Sometimes you need to modify parts of a core (like a gate) on-the-fly to get the desired behavior. For instance, if you are using ++roll to calculate the multiplicative product of the elements of a list, this “just works”:

> (roll `(list @ud)`~[10 12 14 16 18] mul)
483.840

In contrast, if you do the same thing to a list of numbers with a fractional part (@rs floating-point values), the naïve operation will fail:

> (roll `(list @rs)`~[.10 .12 .14 .16 .18] mul:rs)
.0

Why is this? Let's peek inside the gates and see. Since we know a core is a cell of [battery payload], let's take a look at the payload:

> +:mul
[[a=1 b=1] <33.uof 1.pnw %138>]
> +:mul:rs
[[a=.0 b=.0] <21.ezj [r=?(%d %n %u %z) <51.njr 139.oyl 33.uof 1.pnw %138>]>]
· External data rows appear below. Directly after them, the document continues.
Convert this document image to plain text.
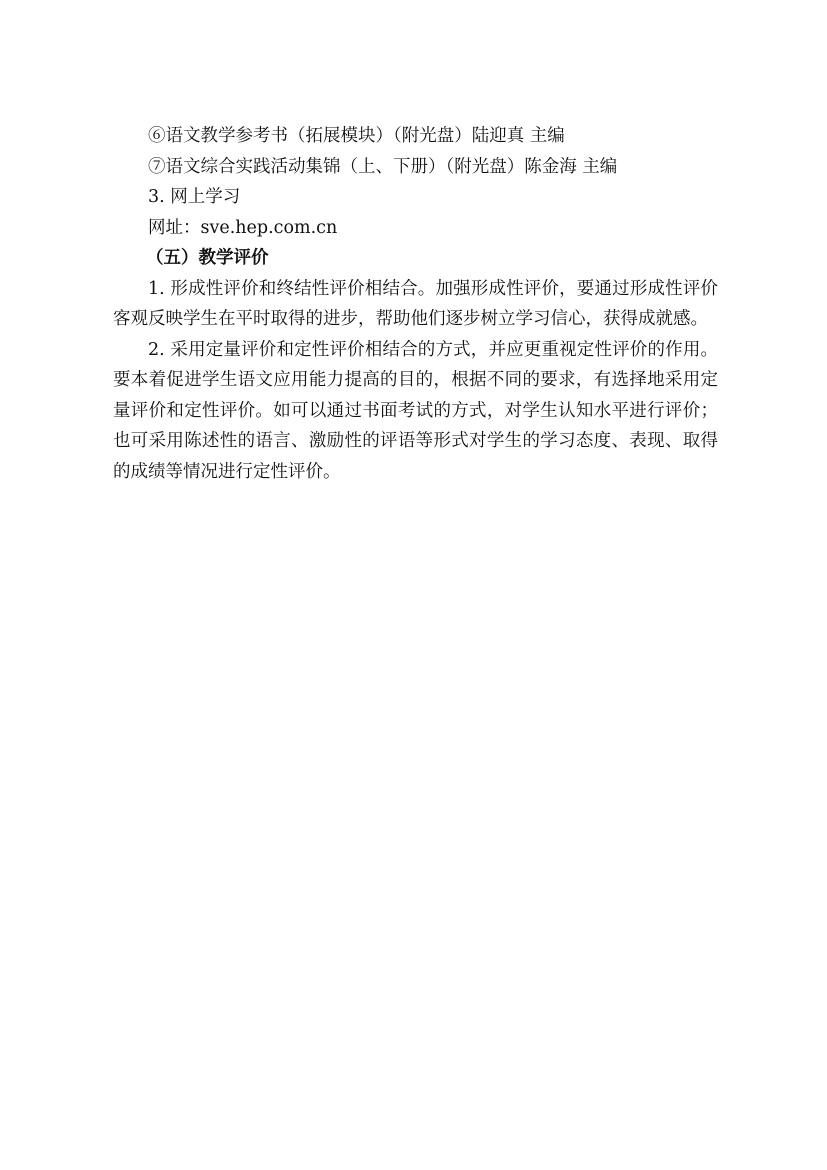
⑥语文教学参考书（拓展模块）（附光盘）陆迎真 主编

⑦语文综合实践活动集锦（上、下册）（附光盘）陈金海 主编

3. 网上学习

网址：sve.hep.com.cn

（五）教学评价

1. 形成性评价和终结性评价相结合。加强形成性评价，要通过形成性评价客观反映学生在平时取得的进步，帮助他们逐步树立学习信心，获得成就感。

2. 采用定量评价和定性评价相结合的方式，并应更重视定性评价的作用。要本着促进学生语文应用能力提高的目的，根据不同的要求，有选择地采用定量评价和定性评价。如可以通过书面考试的方式，对学生认知水平进行评价；也可采用陈述性的语言、激励性的评语等形式对学生的学习态度、表现、取得的成绩等情况进行定性评价。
The correct behavior for ++mul:rs is really to multiply starting from one, not zero, so that ++roll doesn't wipe out the entire product.

Custom Samples

In an earlier exercise we created a door with sample [a=@ud b=@ud c=@ud]. If we investigated, we would find that the initial value of each is 0, the bunt value of @ud.

> +6:poly
[a=0 b=0 c=0]

What if we wish to define a door with a chosen sample value directly? We can make use of the $_ buccab rune, whose irregular form is simply _. To create the door poly with the sample set to have certain values in the Dojo, we would write

> =poly |_ [a=_5 b=_4 c=_3]
++ quad
|= x=@ud
(add (add (mul a (mul x x)) (mul b x)) c)
--
> (quad:poly 2)
31

For our earlier example with ++roll, if we wanted to set the default sample to have a different value than the bunt of the type, we could use _ cab:

> =mmul |=([a=_.1 b=_.1] (mul:rs a b))
> (roll `(list @rs)`~[.10 .12 .14 .16 .18] mmul)
.483840

Named Tuples

A named tuple is a structured collection of values with faces. The $: buccol rune forms a named tuple. We use these implicitly in an irregular form when we specify the sample of a gate, as |=([a=@ b=@] (add a b)) expands to a $: buccol expression for [a=@ b=@]. Otherwise, we only need these if we are building a special type like a vector (e.g. with two components like an x and a y).

Structure Mode

Most Hoon expressions evaluate normally (that's what “normal” means), what we'll call noun mode (or normal mode). However, sample definitions and +$ lusbuc mold specification arms evaluate in what is called structure mode. (You may occasionally see this the older term “spec mode”.) Structure mode expressions use a similar syntax to regular Hoon expressions but create structure definitions instead.

For instance, in eval mode if you use the irregular form p=1 this is an irregular form of the ^= kettis rune. This is one way to define a variable using a =+ tislus; these are equivalent statements:

> =+(hello=1 hello)
1
> =+(^=(hello 1) hello)
1

(Normally we have preferred =/ tisfas in the Hoon School docs, but that is just for consistency.)

In a sample definition, such as in a gate, the statement is evaluated in structure mode; these are equivalent statements:

|=(hello=@ hello)
|=($=(hello @) hello)

There are several other subtle cases where normal mode and structure mode diverge, but most of the time structure mode is invisible to you. The $ buc runes are typically invoked in structure mode.